I had a severe breakdown, ended up highly medicated, unemployed and middle class homeless (i.e. couch-surfing). I didn’t know how – or why – to move forwards. I got a job waiting tables in a hipster pizzeria and eventually found somewhere for me and my dog to sleep. And then, bit by bit, as I became more stable, I began scrawling notes to myself, memories of how I’d felt at my lowest, contrasting what was gone with where I had arrived at and where I hoped I was going.
I’d type these notes on my phone as I walked my dog, while I sat on the toilet, whenever I had a spare moment. Then, after a while, I looked through the thoughts and ideas, all of them insights into the big and complex feelings I’d been experiencing, and realised that what I had were the backbones, or the seeds, of poems.

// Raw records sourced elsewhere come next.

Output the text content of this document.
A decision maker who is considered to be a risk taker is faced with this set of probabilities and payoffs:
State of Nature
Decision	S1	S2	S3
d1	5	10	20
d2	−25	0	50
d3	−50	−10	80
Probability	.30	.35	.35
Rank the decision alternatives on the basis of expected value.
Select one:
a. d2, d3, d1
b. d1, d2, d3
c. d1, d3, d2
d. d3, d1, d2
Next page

I hadn’t really tried to write poetry before, but it has always been something I’ve enjoyed reading. When I pored over the images and memories of unhappiness – and my escape from it – I found that my feelings were expressed in a way that made sense. The honesty and rawness of the notes – coupled with careful editing – made poems that affected the few friends I tentatively showed. Readers appeared to understand what I meant when I wrote about deep depression, and they laughed when I wrote about my clueless – but optimistic – adventures in dating. I realised that this, poetry, was something I could use to talk about my own emotions in a way that people understood. I didn’t need death to write expressively. Poetry was something I could do.